Second Coming In India

Eight months ago, Temasek decided to focus on India as a direct investment market. Till then, it had an indirect presence through investee companies like SingTel, which holds 28.5 per cent in Bharti TeleVentures. Last August, it set up the $100-million Merlion India Fund in collaboration with Standard Chartered Bank to invest in early-stage technology companies. Earlier this year, it invested in the Goldman Sachs-backed private equity fund, WestBridge Capital Partners. According to Kejriwal, the investments in Merlion and WestBridge are part of a two-pronged strategy for the Indian market - fund-of-funds and direct investments.

CEO Ho Ching brought in winds of
change when she took over in 2002

All this makes sense, except that it's not Temasek's first attempt at creating a base in India. Back in mid-2001, it made an attempt to launch an incubation programme for technology start-ups. The programme, titled InCube, was headquartered at Chennai and Temasek had earmarked an investment of Rs 1.5 crore for setting up an 8,600-sq.-ft incubation centre. In addition, it planned to invest at least Rs 1 crore in each start-up chosen for the programme. The initiative sank without much noise and the centre was shut in 2003. What went wrong is still not clear. Kejriwal attempts an explanation: "The market was different then. The technology boom at the time drove the InCube initiative. This time it's clearly a geographic play. The two situations are not comparable."

Even then, InCube doesn't count much as an experience in dealing with the Indian market. Kejriwal says Temasek actually has an edge over some of its peers. "Having a local presence is a big plus," he says, in obvious reference to investors like Warburg Pincus and Newbridge Capital, who currently monitor Indian investments all the way from Singapore. Riding this advantage, Kejriwal is looking at three kinds of investments in India. (See 'The India Plan')

The question is whether Temasek and its new Indian management will be able to translate this strategy into effective deals. One of the perceived handicaps it has is that it's not structured like a typical private equity fund. This means that Temasek's fund managers don't get to take home a percentage of the profits (the industry average is 20 per cent) usually due to fund managers. "The absence of a carried interest can affect the appetite to push deals through," says one CEO of an Asian private equity fund based in Mumbai. Kejriwal argues that Temasek's uncommon structure enables it to take a long view. "Our investee companies tend to appreciate us as a supportive, long-term investor... and not just divest when the going is bad," he says.

Of the two deals that Temasek has closed in India, one - Matrix Labs - has stirred controversy. Temasek and co-investor Newbridge decided to invest $127 million in Matrix at a price-earning multiple of 15 against the sector average of 6-7 in December 2003. At the time, Temasek's Merlion Fund was negotiating with Aurobindo Pharma for a minority stake at Rs 302 per share. When the Matrix deal took place, the Aurobindo management decided to raise the price to Rs 380. Merlion eventually paid Rs 375 for 2.3 million shares (See 'Chrysalis, Citi Deal Off', BW, 1 March 2003). Merlion India CEO Raj Dugar and Kejriwal declined to comment on the deal.
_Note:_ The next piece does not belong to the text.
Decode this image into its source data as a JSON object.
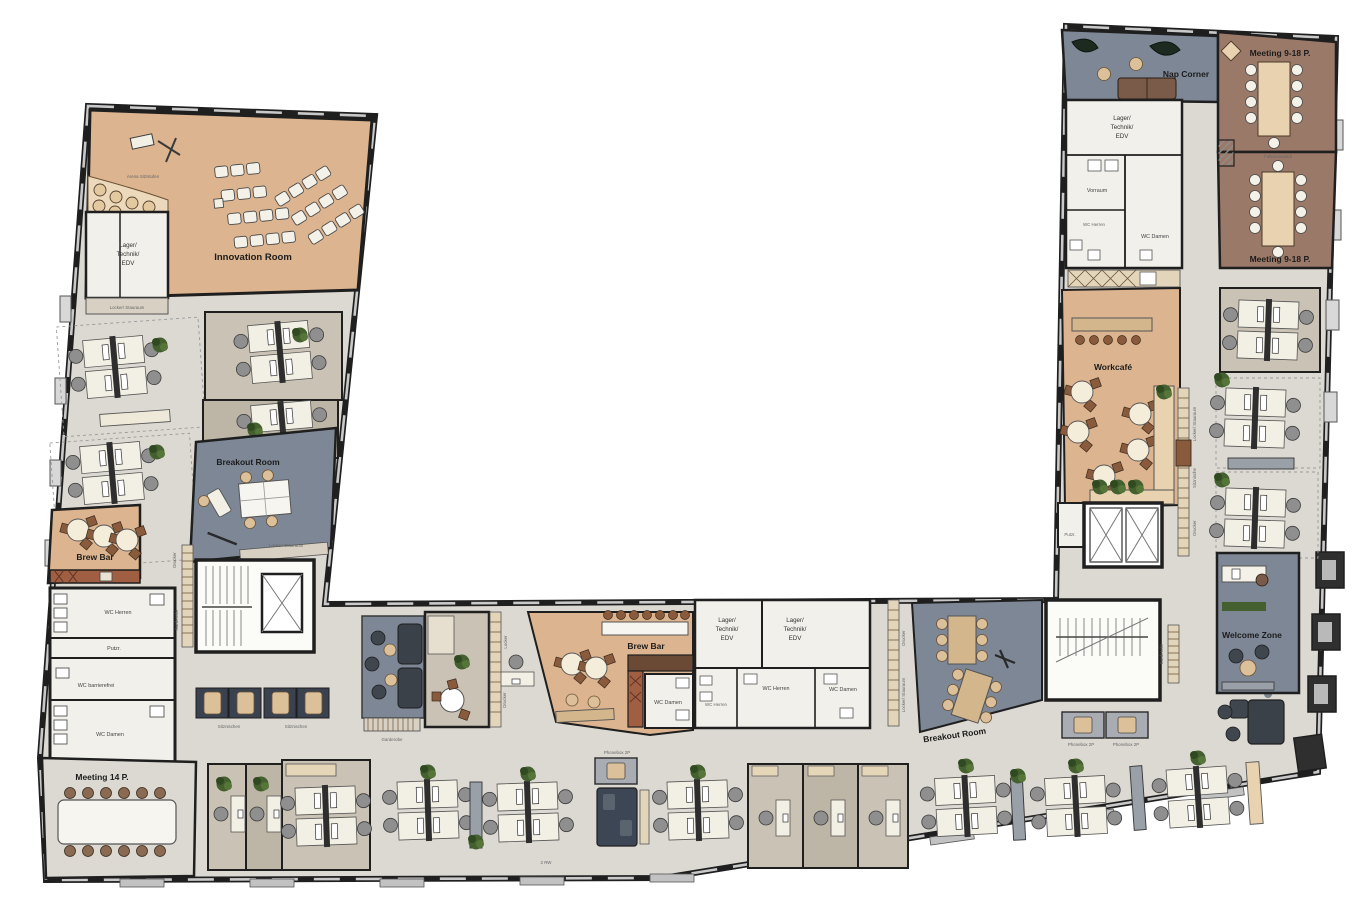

Some contend that these are just teething troubles. What Temasek lacks in terms of experience in India, it makes up in its experience as a strategic investor back home. "The combination of having an operating knowledge of large companies and a huge balance sheet makes a powerful combination," says a venture capitalist based in Bangalore. Moreover, few players in India play in the segment Temasek is targeting - $100-million deals. All this, plus its voracious appetite, may make Temasek the largest private equity investor in India sooner rather than later.